The total amount of the settlement is approximately $7.5 million. The hospitals agreed to reimburse the government $6.25 million for non-emergency ambulance rides. An ambulance service agreed to pay $1.25 million.

Recently, the U.S. attorney’s offices in South Carolina and New Jersey shut down about a dozen ambulance companies in those states with large settlement agreements.

Jason Mehta, an assistant U.S. attorney, began the federal investigation into Medicare fraud by Jacksonville ambulance companies in 2011 after a whistle-blower lawsuit was filed by an emergency medical technician (EMT).

Mehta said that as he began gathering information from the ambulance companies, he noticed that most of the non-emergency ambulance rides ended at a nursing home. He said the other most common transport from a hospital in an ambulance ended at the patients’ residences. The next most common destination was to another hospital.

Mehta said there are also reasons for a hospital to use an ambulance service to transport a patient home, but when he cross-referenced those rides with available medical records, the U.S. Attorney’s Office deemed the vast majority were not needed.

Mehta said that although the hospitals didn’t gain financially from billing Medicare, they did gain indirectly by removing patients who had already been treated, allowing rooms to be filled more quickly with new patients.

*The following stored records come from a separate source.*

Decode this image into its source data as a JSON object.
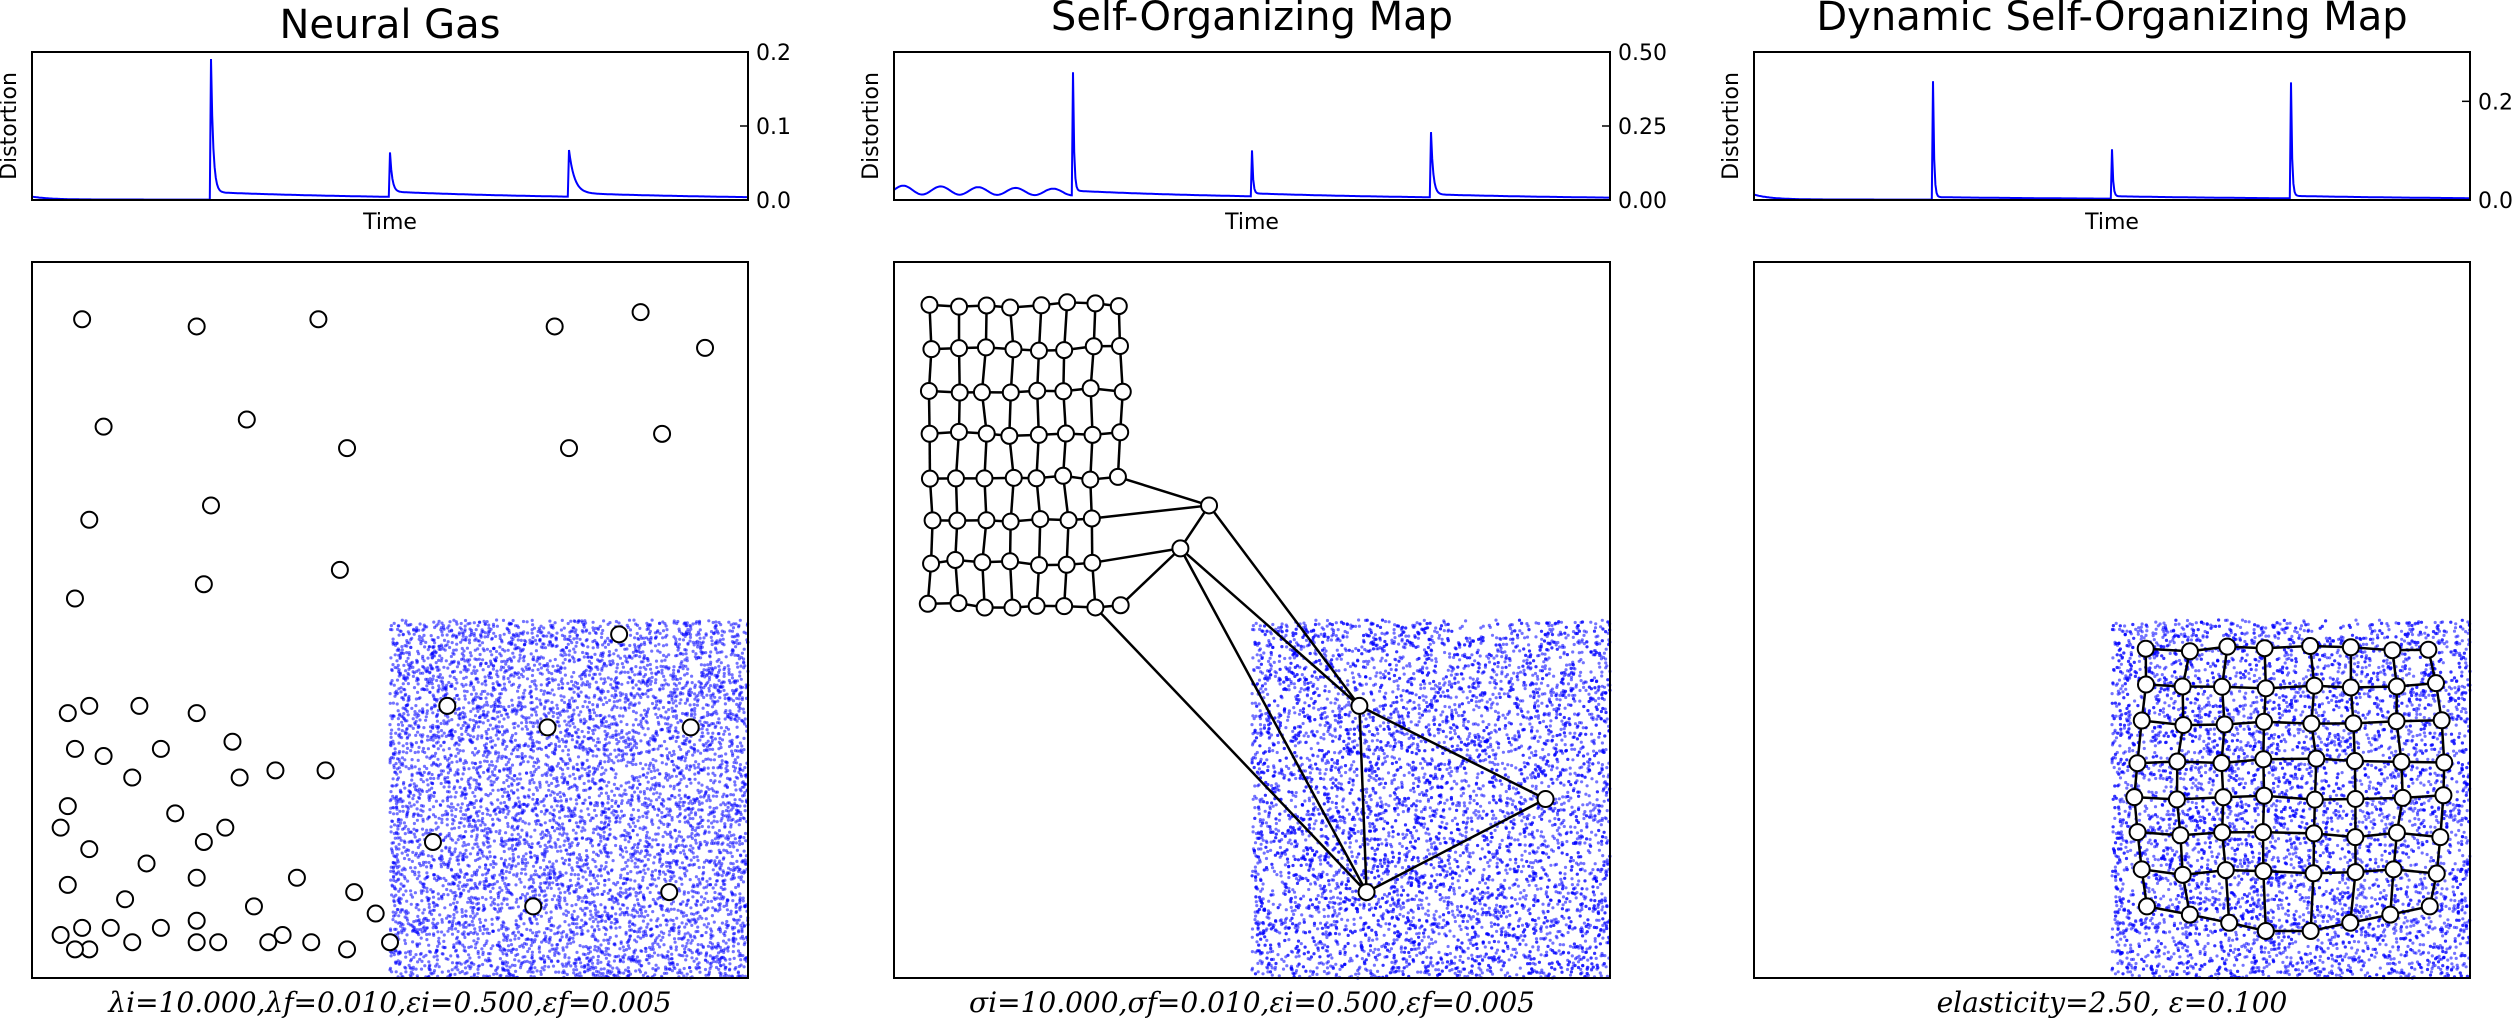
{
  "chart_data": [
    {
      "type": "line",
      "panel": "neural-gas-distortion",
      "title": "Neural Gas",
      "xlabel": "Time",
      "ylabel": "Distortion",
      "ylim": [
        0,
        0.2
      ],
      "yticks": [
        "0.0",
        "0.1",
        "0.2"
      ],
      "grid": false,
      "color": "#0000ff",
      "peaks": [
        {
          "t": 0.25,
          "height": 0.19,
          "base": 0.01,
          "decay": 0.02
        },
        {
          "t": 0.5,
          "height": 0.06,
          "base": 0.007,
          "decay": 0.02
        },
        {
          "t": 0.75,
          "height": 0.063,
          "base": 0.005,
          "decay": 0.05
        }
      ],
      "start_level": 0.004
    },
    {
      "type": "line",
      "panel": "som-distortion",
      "title": "Self-Organizing Map",
      "xlabel": "Time",
      "ylabel": "Distortion",
      "ylim": [
        0,
        0.5
      ],
      "yticks": [
        "0.00",
        "0.25",
        "0.50"
      ],
      "grid": false,
      "color": "#0000ff",
      "peaks": [
        {
          "t": 0.25,
          "height": 0.43,
          "base": 0.03,
          "decay": 0.01
        },
        {
          "t": 0.5,
          "height": 0.155,
          "base": 0.01,
          "decay": 0.01
        },
        {
          "t": 0.75,
          "height": 0.22,
          "base": 0.01,
          "decay": 0.02
        }
      ],
      "start_level": 0.05
    },
    {
      "type": "line",
      "panel": "dsom-distortion",
      "title": "Dynamic Self-Organizing Map",
      "xlabel": "Time",
      "ylabel": "Distortion",
      "ylim": [
        0,
        0.3
      ],
      "yticks": [
        "0.0",
        "0.2"
      ],
      "grid": false,
      "color": "#0000ff",
      "peaks": [
        {
          "t": 0.25,
          "height": 0.24,
          "base": 0.005,
          "decay": 0.01
        },
        {
          "t": 0.5,
          "height": 0.1,
          "base": 0.005,
          "decay": 0.01
        },
        {
          "t": 0.75,
          "height": 0.235,
          "base": 0.005,
          "decay": 0.01
        }
      ],
      "start_level": 0.01
    },
    {
      "type": "scatter",
      "panel": "neural-gas-map",
      "caption": "λi=10.000,λf=0.010,εi=0.500,εf=0.005",
      "xlim": [
        0,
        1
      ],
      "ylim": [
        0,
        1
      ],
      "sample_region": {
        "x": [
          0.5,
          1.0
        ],
        "y": [
          0.0,
          0.5
        ]
      },
      "sample_color": "#0000ff",
      "nodes": [
        [
          0.07,
          0.92
        ],
        [
          0.23,
          0.91
        ],
        [
          0.4,
          0.92
        ],
        [
          0.73,
          0.91
        ],
        [
          0.85,
          0.93
        ],
        [
          0.94,
          0.88
        ],
        [
          0.1,
          0.77
        ],
        [
          0.3,
          0.78
        ],
        [
          0.44,
          0.74
        ],
        [
          0.75,
          0.74
        ],
        [
          0.88,
          0.76
        ],
        [
          0.08,
          0.64
        ],
        [
          0.25,
          0.66
        ],
        [
          0.43,
          0.57
        ],
        [
          0.24,
          0.55
        ],
        [
          0.06,
          0.53
        ],
        [
          0.82,
          0.48
        ],
        [
          0.58,
          0.38
        ],
        [
          0.72,
          0.35
        ],
        [
          0.92,
          0.35
        ],
        [
          0.05,
          0.37
        ],
        [
          0.08,
          0.38
        ],
        [
          0.15,
          0.38
        ],
        [
          0.23,
          0.37
        ],
        [
          0.06,
          0.32
        ],
        [
          0.1,
          0.31
        ],
        [
          0.18,
          0.32
        ],
        [
          0.28,
          0.33
        ],
        [
          0.14,
          0.28
        ],
        [
          0.29,
          0.28
        ],
        [
          0.34,
          0.29
        ],
        [
          0.41,
          0.29
        ],
        [
          0.05,
          0.24
        ],
        [
          0.2,
          0.23
        ],
        [
          0.04,
          0.21
        ],
        [
          0.24,
          0.19
        ],
        [
          0.27,
          0.21
        ],
        [
          0.08,
          0.18
        ],
        [
          0.16,
          0.16
        ],
        [
          0.23,
          0.14
        ],
        [
          0.37,
          0.14
        ],
        [
          0.05,
          0.13
        ],
        [
          0.13,
          0.11
        ],
        [
          0.31,
          0.1
        ],
        [
          0.45,
          0.12
        ],
        [
          0.48,
          0.09
        ],
        [
          0.56,
          0.19
        ],
        [
          0.7,
          0.1
        ],
        [
          0.89,
          0.12
        ],
        [
          0.07,
          0.07
        ],
        [
          0.11,
          0.07
        ],
        [
          0.18,
          0.07
        ],
        [
          0.23,
          0.08
        ],
        [
          0.04,
          0.06
        ],
        [
          0.08,
          0.04
        ],
        [
          0.23,
          0.05
        ],
        [
          0.26,
          0.05
        ],
        [
          0.35,
          0.06
        ],
        [
          0.39,
          0.05
        ],
        [
          0.44,
          0.04
        ],
        [
          0.5,
          0.05
        ],
        [
          0.06,
          0.04
        ],
        [
          0.14,
          0.05
        ],
        [
          0.33,
          0.05
        ]
      ]
    },
    {
      "type": "scatter",
      "panel": "som-map",
      "caption": "σi=10.000,σf=0.010,εi=0.500,εf=0.005",
      "xlim": [
        0,
        1
      ],
      "ylim": [
        0,
        1
      ],
      "sample_region": {
        "x": [
          0.5,
          1.0
        ],
        "y": [
          0.0,
          0.5
        ]
      },
      "sample_color": "#0000ff",
      "grid_size": [
        8,
        8
      ],
      "grid_origin": [
        0.05,
        0.94
      ],
      "grid_step": [
        0.038,
        0.06
      ],
      "detached_nodes": [
        [
          0.65,
          0.38
        ],
        [
          0.91,
          0.25
        ],
        [
          0.66,
          0.12
        ]
      ]
    },
    {
      "type": "scatter",
      "panel": "dsom-map",
      "caption": "elasticity=2.50, ε=0.100",
      "xlim": [
        0,
        1
      ],
      "ylim": [
        0,
        1
      ],
      "sample_region": {
        "x": [
          0.5,
          1.0
        ],
        "y": [
          0.0,
          0.5
        ]
      },
      "sample_color": "#0000ff",
      "grid_size": [
        8,
        8
      ],
      "grid_origin": [
        0.55,
        0.46
      ],
      "grid_step": [
        0.055,
        0.052
      ]
    }
  ]
}
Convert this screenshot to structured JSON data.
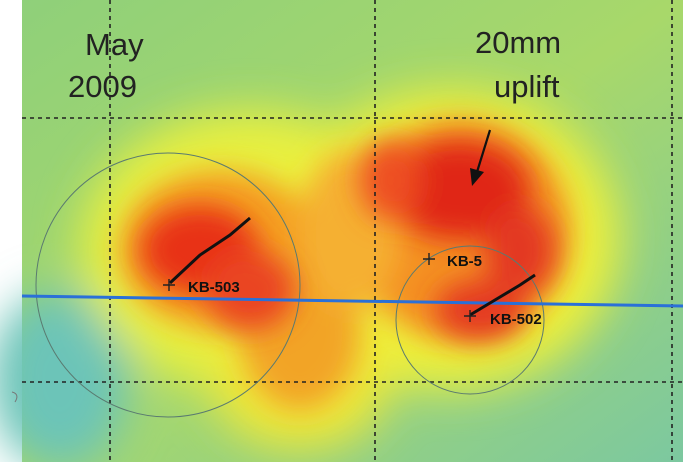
{
  "date_label": {
    "lines": [
      "May",
      "2009"
    ]
  },
  "uplift_label": {
    "lines": [
      "20mm",
      "uplift"
    ]
  },
  "wells": [
    {
      "label": "KB-503"
    },
    {
      "label": "KB-5"
    },
    {
      "label": "KB-502"
    }
  ]
}
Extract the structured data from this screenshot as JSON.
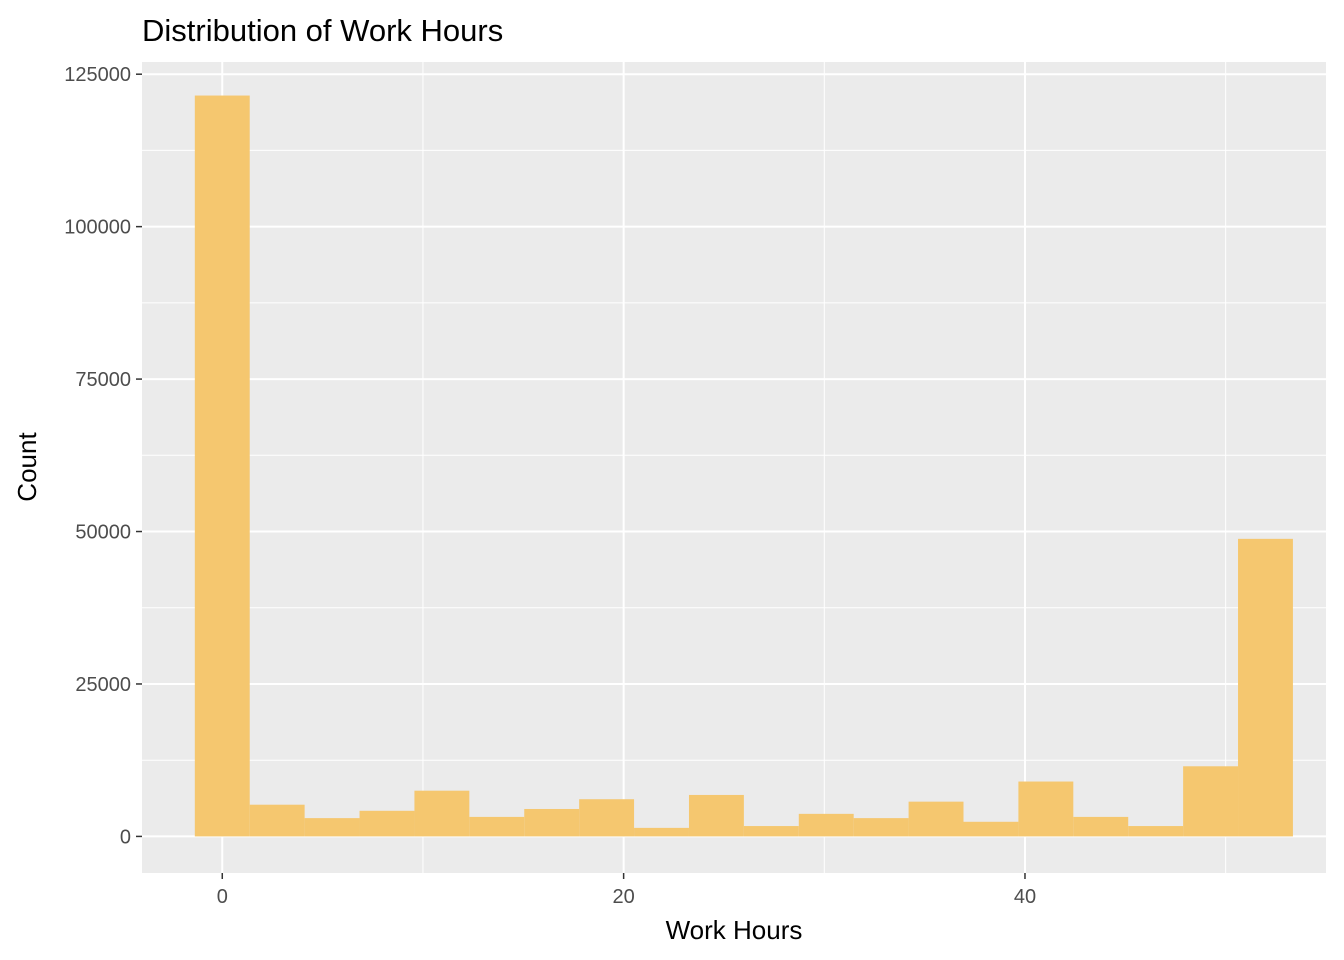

Mehta noted that since the U.S. Attorney’s Office lawsuit became public, the expenses of ambulance transport has decreased by one-third in the Jacksonville area and that many of the hospitals have began voucher programs for taxi services.

Mehta said ambulance companies filing fraudulent claims is a nationwide issue. He said while federal health care program expenses are increasing, the rate at which ambulance transport expenses are increasing is about twice the rate of other expenses.

In fact, this type of ambulance transport — a minimum of $150 per ride — cost the U.S. government $250 million during a 6-month period in 2014, according to Mehta.

Bentley, the U.S. attorney for the Middle District of Florida, said the total hospital liability could be in the billions of dollars as the statute of limitations for this type of crime goes back 6 years.